This page is where I’m cataloging differences in training versus inferencing. This is sort of related to HPC vs AI.

Power

From Characterizing Power Management Opportunities For Llms In The Cloud by Esha Chouke, Brijesh Warrior, and team:

Quote

LLM training is thus run on large physical clusters with high-bandwidth Infiniband or optical networks for fast communication. For example, OpenAI scaled up clusters to 7500 GPU servers to train LLMs like GPT-3

Quote

inference only performs forward passes through the model, operates on one or a few data samples per request, and consequently requires fewer compute resources and interconnects.

Quote

Across all inference models, during every iteration, the power usage patterns exhibit two distinct phases: power spikes in the beginning, and a stable, lower power consumption later. Power spikes consistently occur at the start of every inference re- quest, often going beyond GPU TDP. These spikes correspond to the compute-intensive prompt phases of LLMs, which processes all input tokens in parallel. Following the spike, the stable, lower power consumption phase corresponds to the sequential, auto-regressive token sampling.

Put simply, prefill is compute-bound and causes a sharp increase in power consumption. Once complete, decode is memory bandwidth-bound and consumes less power for longer.

Quote

(1) training has higher peak and average power draw compared to inference, (2) training incurs large swings in power consumption within short durations, up to 37.5% of the provisioned power capacity within 2 seconds, whereas inference only incurs a change of up to 9%, and (3) inference power consumption shows a diurnal pattern since it is an interactive workload; yet, over the course of a few seconds, its power usage remains relatively stable compared to training.

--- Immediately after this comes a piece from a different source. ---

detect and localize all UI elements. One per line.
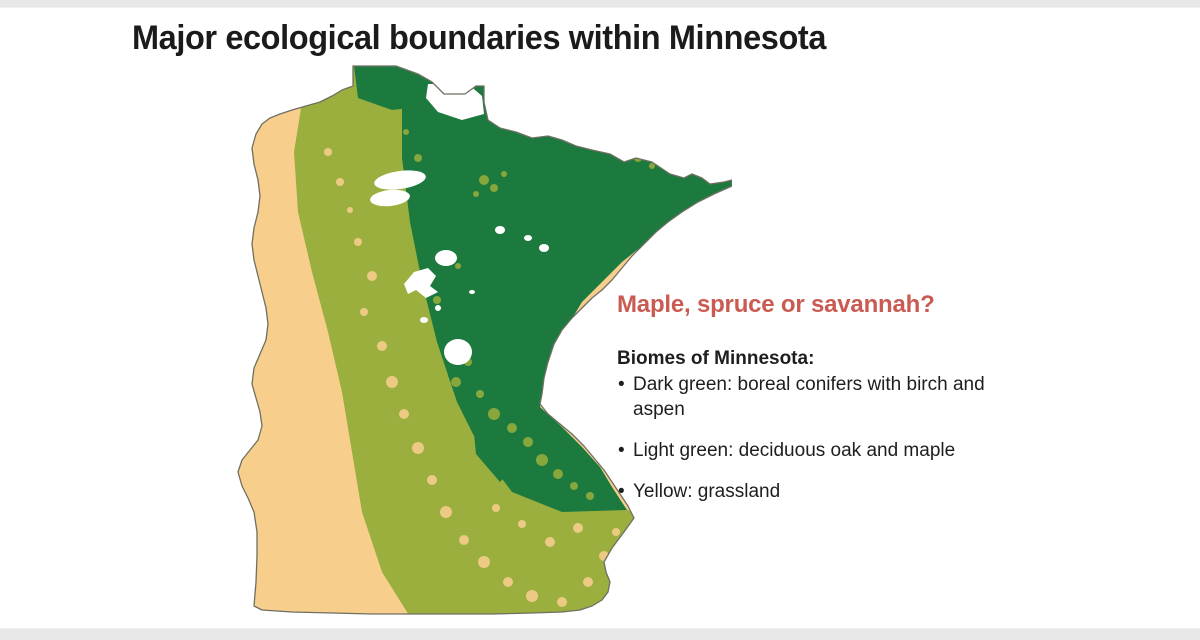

So for a 50 MW cluster, they observed the equivalent of a 18 MW swing in two seconds during training, but only 4 MW for inferencing.

Quote

power consumption does spike across the GPUs serving the same inference during the prompt phase (Insights 4 and 5), these spikes are not correlated across endpoints serving other inferences. This lack of correlation is due to the variation in arrival times and scheduling at cluster scale.

Inferencing at scale smears together all of the power spikes caused by prefill with the lower power draw of decode, resulting in a net smooth power consumption.